This article was first published 9 years ago

Alps crash: Andreas Lubitz told ex 'everyone will know my name'

Share:

March 28, 2015 17:44 IST

Media reports have said that the Germanwings co-pilot who crashed his Airbus in the French Alps had told his ex-girlfriend that "one day everyone will know my name."

The 26-year-old flight attendant told German newspaper Bild that when she heard about the crash she recalled Andreas Lubitz telling her last year: "One day I'm going to do something that will change the whole system, and everyone will know my name and remember."

Her claim follows revelations by the Dusseldorf prosecutor that Lubitz had been declared unfit, or unwell, in the days leading up to his last fatal flight on Tuesday, but that he had hidden this from his employer, the Telegraph reported.

The black box voice recorder indicates that Lubitz, 27, locked his captain out of the cockpit and deliberately flew Flight 4U 9525 into a mountainside, French officials said, in what appears to have been a case of suicide and mass killing.

It emerged that Lubitz tore up a sick note signing him off work on the day of the crash, and kept it a secret from the airline.
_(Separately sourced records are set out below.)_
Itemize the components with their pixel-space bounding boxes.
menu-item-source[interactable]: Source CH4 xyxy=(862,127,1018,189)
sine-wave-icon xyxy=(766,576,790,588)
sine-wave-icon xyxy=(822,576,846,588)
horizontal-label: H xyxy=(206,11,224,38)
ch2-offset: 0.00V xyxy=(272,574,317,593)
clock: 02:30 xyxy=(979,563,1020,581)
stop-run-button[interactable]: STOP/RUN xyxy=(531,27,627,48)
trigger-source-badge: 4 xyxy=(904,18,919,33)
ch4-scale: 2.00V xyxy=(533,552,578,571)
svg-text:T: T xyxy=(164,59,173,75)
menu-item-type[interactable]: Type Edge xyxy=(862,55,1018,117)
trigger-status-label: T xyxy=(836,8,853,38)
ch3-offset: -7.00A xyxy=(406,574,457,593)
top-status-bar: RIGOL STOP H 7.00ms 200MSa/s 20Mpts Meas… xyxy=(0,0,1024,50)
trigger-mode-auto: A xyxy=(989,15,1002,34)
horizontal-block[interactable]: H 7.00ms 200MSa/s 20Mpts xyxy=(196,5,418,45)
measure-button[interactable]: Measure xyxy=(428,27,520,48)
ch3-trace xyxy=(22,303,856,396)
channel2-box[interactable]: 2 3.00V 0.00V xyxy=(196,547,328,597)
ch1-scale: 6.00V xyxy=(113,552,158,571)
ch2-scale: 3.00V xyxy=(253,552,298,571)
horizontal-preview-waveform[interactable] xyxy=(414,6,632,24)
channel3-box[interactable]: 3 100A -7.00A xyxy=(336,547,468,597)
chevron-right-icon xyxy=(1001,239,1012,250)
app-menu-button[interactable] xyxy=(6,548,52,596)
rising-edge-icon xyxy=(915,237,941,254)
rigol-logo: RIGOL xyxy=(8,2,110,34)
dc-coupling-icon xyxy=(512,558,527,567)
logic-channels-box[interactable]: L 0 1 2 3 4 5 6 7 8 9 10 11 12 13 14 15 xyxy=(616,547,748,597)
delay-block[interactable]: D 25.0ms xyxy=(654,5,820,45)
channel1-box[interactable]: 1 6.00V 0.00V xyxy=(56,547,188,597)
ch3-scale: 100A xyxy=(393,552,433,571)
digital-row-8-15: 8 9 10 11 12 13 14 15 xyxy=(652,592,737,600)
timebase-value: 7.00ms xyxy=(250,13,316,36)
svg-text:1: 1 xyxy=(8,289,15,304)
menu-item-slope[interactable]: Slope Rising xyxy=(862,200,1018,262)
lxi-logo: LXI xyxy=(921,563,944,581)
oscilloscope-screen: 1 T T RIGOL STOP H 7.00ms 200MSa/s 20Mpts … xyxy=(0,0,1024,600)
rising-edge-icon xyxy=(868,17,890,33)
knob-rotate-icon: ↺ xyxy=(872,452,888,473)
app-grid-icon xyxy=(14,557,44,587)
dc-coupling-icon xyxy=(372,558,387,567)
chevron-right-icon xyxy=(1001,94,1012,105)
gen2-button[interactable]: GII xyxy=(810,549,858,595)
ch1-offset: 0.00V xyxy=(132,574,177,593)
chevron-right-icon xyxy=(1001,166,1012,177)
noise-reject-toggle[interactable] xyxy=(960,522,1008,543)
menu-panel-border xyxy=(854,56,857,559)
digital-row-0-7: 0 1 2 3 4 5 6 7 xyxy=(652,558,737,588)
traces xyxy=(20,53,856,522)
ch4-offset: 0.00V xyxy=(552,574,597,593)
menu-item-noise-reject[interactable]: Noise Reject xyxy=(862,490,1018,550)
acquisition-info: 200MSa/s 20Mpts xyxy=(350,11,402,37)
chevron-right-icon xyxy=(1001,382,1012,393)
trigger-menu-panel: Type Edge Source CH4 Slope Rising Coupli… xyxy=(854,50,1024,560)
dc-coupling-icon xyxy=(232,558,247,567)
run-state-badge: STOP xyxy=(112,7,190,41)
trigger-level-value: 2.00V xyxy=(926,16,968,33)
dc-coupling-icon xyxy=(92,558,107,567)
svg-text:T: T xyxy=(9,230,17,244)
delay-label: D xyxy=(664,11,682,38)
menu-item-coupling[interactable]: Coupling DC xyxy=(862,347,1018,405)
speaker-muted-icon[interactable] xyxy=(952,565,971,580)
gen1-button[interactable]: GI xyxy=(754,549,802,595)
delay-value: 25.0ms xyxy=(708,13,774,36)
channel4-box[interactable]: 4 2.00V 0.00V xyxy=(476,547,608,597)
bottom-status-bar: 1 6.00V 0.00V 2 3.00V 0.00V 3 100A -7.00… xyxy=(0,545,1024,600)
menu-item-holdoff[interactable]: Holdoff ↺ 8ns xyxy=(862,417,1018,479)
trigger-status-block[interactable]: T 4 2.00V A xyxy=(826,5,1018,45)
Lubitz had been undergoing treatment at a hospital in Dusseldorf as recently as March 10, just two weeks before the tragedy, but had also concealed this from his employers.

They did not specify the illness.

According to Bild, the young woman, who was "very shocked", flew with Lubitz on European flights for five months last year, during which time they are believed to have been romantically involved, AFP reported.

If Lubitz did deliberately crash the plane, "it is because he understood that because of his health problems, his big dream of a job at Lufthansa, as captain and as a long-haul pilot was practically impossible", she told Bild.

Half of the 150 victims of Tuesday's disaster were German, with Spain accounting for at least 50 and the remainder composed of more than a dozen other nationalities.